I have written about my journey with infertility and the pain of Mother’s Day. Over the past seven months, disease, multiple surgeries, and treatments, have brought that struggle even more to the forefront. And, I must admit, that of all the Mother’s Days I have gone through, this year’s is by far the hardest. Yet, even so, this “Non-Mom” encourages – implores, rather – pastors and churches to Keep honoring mothers.

It is true that there are some in your congregation who are hurting. There are some who long for children and, unlike those in Scripture, God has not chosen to fill their arms with a child. For others, like myself, there is the realization that biological children just will never be. And still others have lost children, and long earnestly to hold them, smell them, and hear them one last time.  All who struggle with Mother’s Day are dealing with some type of loss and grief.

Nevertheless, in the midst of the pain, Motherhood remains a high calling of God and one that should be honored, encouraged, and celebrated. We should not shirk away from celebrating and declaring other truths of Scripture simply because it makes someone uncomfortable. . .

Motherhood is no exception.

In a day where a biblical model of marriage is challenged, naturally leading to the debate of whether it is really better for a child to have a mom and a dad rather than two dads, or two moms, now, more than ever, the church must celebrate the unique and high calling of mom. Scripture is replete with “mom” analogies, affirmations, and instructions. (Ex 20:12, Lev 19:3; Deut 6:16; Is 49:15: 66:13; Ps 113:9; Prov 6:20; 20:20; 23:22-25; Eph 6:1-3) Even Paul likens the way he mentors to a nurturing mother (1Thess 2:7) and affirms the role that a mother and grandmother had in the life of Timothy (2 Tim 1:5).

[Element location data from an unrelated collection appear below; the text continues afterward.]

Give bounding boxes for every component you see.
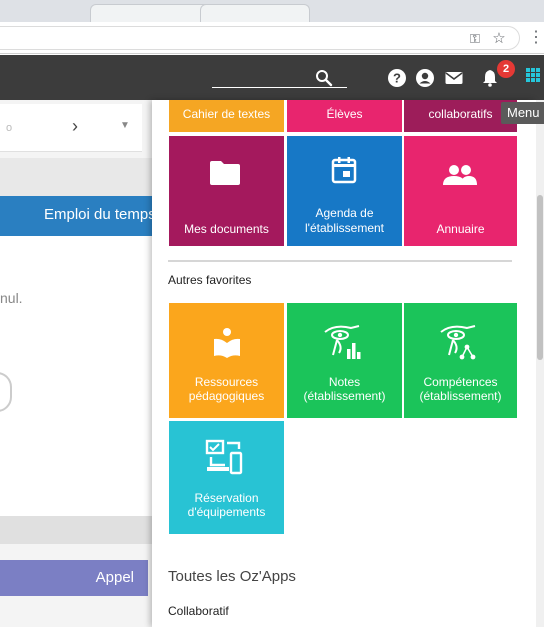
mail-icon[interactable] — [444, 68, 464, 88]
svg-text:?: ? — [393, 71, 401, 86]
app-tile-cahier-de-textes[interactable]: Cahier de textes — [169, 100, 284, 132]
help-icon[interactable]: ? — [387, 68, 407, 88]
tile-label-line1: Compétences — [423, 375, 498, 389]
schedule-tab-button[interactable]: Emploi du temps — [0, 196, 156, 236]
period-select[interactable]: o › ▼ — [0, 104, 142, 152]
section-divider — [168, 260, 512, 262]
tile-label: collaboratifs — [428, 107, 493, 121]
skills-eye-icon — [440, 325, 476, 360]
all-apps-section-title: Toutes les Oz'Apps — [168, 568, 296, 585]
browser-tab[interactable] — [90, 4, 210, 22]
tile-label-line2: (établissement) — [419, 389, 502, 403]
app-tile-ressources-pedagogiques[interactable]: Ressources pédagogiques — [169, 303, 284, 418]
tile-label: Cahier de textes — [182, 107, 271, 121]
category-title-collaboratif: Collaboratif — [168, 604, 229, 618]
chevron-right-icon[interactable]: › — [72, 116, 78, 137]
app-tile-eleves[interactable]: Élèves — [287, 100, 402, 132]
tile-label-line2: l'établissement — [305, 221, 384, 235]
address-bar[interactable]: ⚿ ☆ — [0, 26, 520, 50]
star-icon[interactable]: ☆ — [490, 27, 508, 51]
page-footer-band — [0, 516, 152, 544]
app-tile-notes[interactable]: Notes (établissement) — [287, 303, 402, 418]
tile-label-line1: Notes — [328, 375, 361, 389]
browser-tabstrip — [0, 0, 544, 22]
screen: ⚿ ☆ ⋮ ? 2 o › ▼ Emploi du temps nul. App… — [0, 0, 544, 627]
app-tile-reservation-equipements[interactable]: Réservation d'équipements — [169, 421, 284, 534]
folder-icon — [210, 161, 240, 185]
tile-label-line2: d'équipements — [187, 505, 266, 519]
browser-toolbar: ⚿ ☆ ⋮ — [0, 22, 544, 54]
appel-button-label: Appel — [95, 569, 134, 586]
notes-eye-icon — [324, 325, 361, 359]
page-band — [0, 158, 152, 196]
tile-label: Annuaire — [436, 222, 485, 236]
page-content-area — [0, 236, 152, 516]
key-icon[interactable]: ⚿ — [466, 27, 484, 51]
tile-label: Élèves — [326, 107, 363, 121]
tile-label: Mes documents — [184, 222, 269, 236]
tile-label-line1: Réservation — [194, 491, 259, 505]
schedule-tab-label: Emploi du temps — [44, 206, 156, 223]
period-select-value: o — [6, 122, 13, 134]
apps-menu-icon[interactable] — [526, 68, 540, 82]
tile-label-line1: Ressources — [194, 375, 259, 389]
appel-button[interactable]: Appel — [0, 560, 148, 596]
search-icon[interactable] — [314, 68, 334, 88]
user-account-icon[interactable] — [415, 68, 435, 88]
book-icon — [214, 328, 240, 358]
caret-down-icon[interactable]: ▼ — [120, 120, 130, 131]
browser-menu-icon[interactable]: ⋮ — [528, 26, 544, 50]
users-icon — [443, 165, 477, 185]
tile-label-line1: Agenda de — [315, 206, 374, 220]
devices-icon — [205, 439, 243, 475]
app-topbar: ? — [0, 55, 544, 100]
notification-count-badge: 2 — [497, 60, 515, 78]
calendar-icon — [331, 157, 357, 184]
tile-label-line2: (établissement) — [303, 389, 386, 403]
app-tile-mes-documents[interactable]: Mes documents — [169, 136, 284, 246]
menu-scrollbar-thumb[interactable] — [537, 195, 543, 360]
browser-tab[interactable] — [200, 4, 310, 22]
app-tile-annuaire[interactable]: Annuaire — [404, 136, 517, 246]
app-tile-agenda-etablissement[interactable]: Agenda de l'établissement — [287, 136, 402, 246]
menu-tooltip: Menu — [501, 102, 544, 124]
app-tile-competences[interactable]: Compétences (établissement) — [404, 303, 517, 418]
page-text-fragment: nul. — [0, 290, 23, 306]
favorites-section-title: Autres favorites — [168, 273, 252, 287]
tile-label-line2: pédagogiques — [188, 389, 265, 403]
menu-scrollbar-track[interactable] — [536, 100, 544, 627]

Is there a portion of your congregation that will feel the pain of Mother’s Day? Yes! Some will be sitting in your pews this Sunday with silent tears on their cheeks. Others, like myself, will not be there, and you must be okay with that for today . . . we will be back next week.  In all cases, God will be with them.

Keep Honoring Motherhood

  • Honor and encourage those who are biological, adoptive, or foster mothers recognizing the importance they have in rearing the next generation.
  • Honor and encourage those who are spiritual mothers, grandmothers, aunts, or mother figures in the lives of younger women, for they are living out the Titus 2 mandate.
  • Honor and encourage those who will soon become mothers for the first time, committing to walk with them through the tremendous responsibility that looms before them.
  • Honor and encourage those who have lost a child, grieving with them and always remembering.
  • Understand and encourage those who are hurting, longing to feel fully accepted as a woman, but resting in the assurance that God’s grace is most surely felt in the midst of grief.

But don’t let those of us who still grieve keep you from honoring the high calling of motherhood. Celebrate it!

This past weekend I was able to honor my own mother and this upcoming Sunday, I will honor my mother-in-love. I am blessed to be the aunt of five and love being a “mom” to so many sharp gals at Southwestern. In recent weeks I have had various students honor me as a spiritual mother. Just yesterday another student brought her two-year-old by the office who gave me a big hug and showed me the stickers she got for going in the “big girl potty.” This time of the semester, my office is abuzz with young women stopping by to commiserate or celebrate the outcome of final exams. My life is full of mothering opportunities. And yet, my heart still feels the loss. I still don’t go to church on Mother’s Day. I’m just not there yet, but God continues to do a work in me.

So, this “Non-Mom” is going a little against the current tide, standing tall, and encouraging pastors and churches to go ahead and celebrate mothers. You don’t have to downplay the importance of mothers for our sakes. It is a high calling, one that is ordained by God, and one that should always be honored.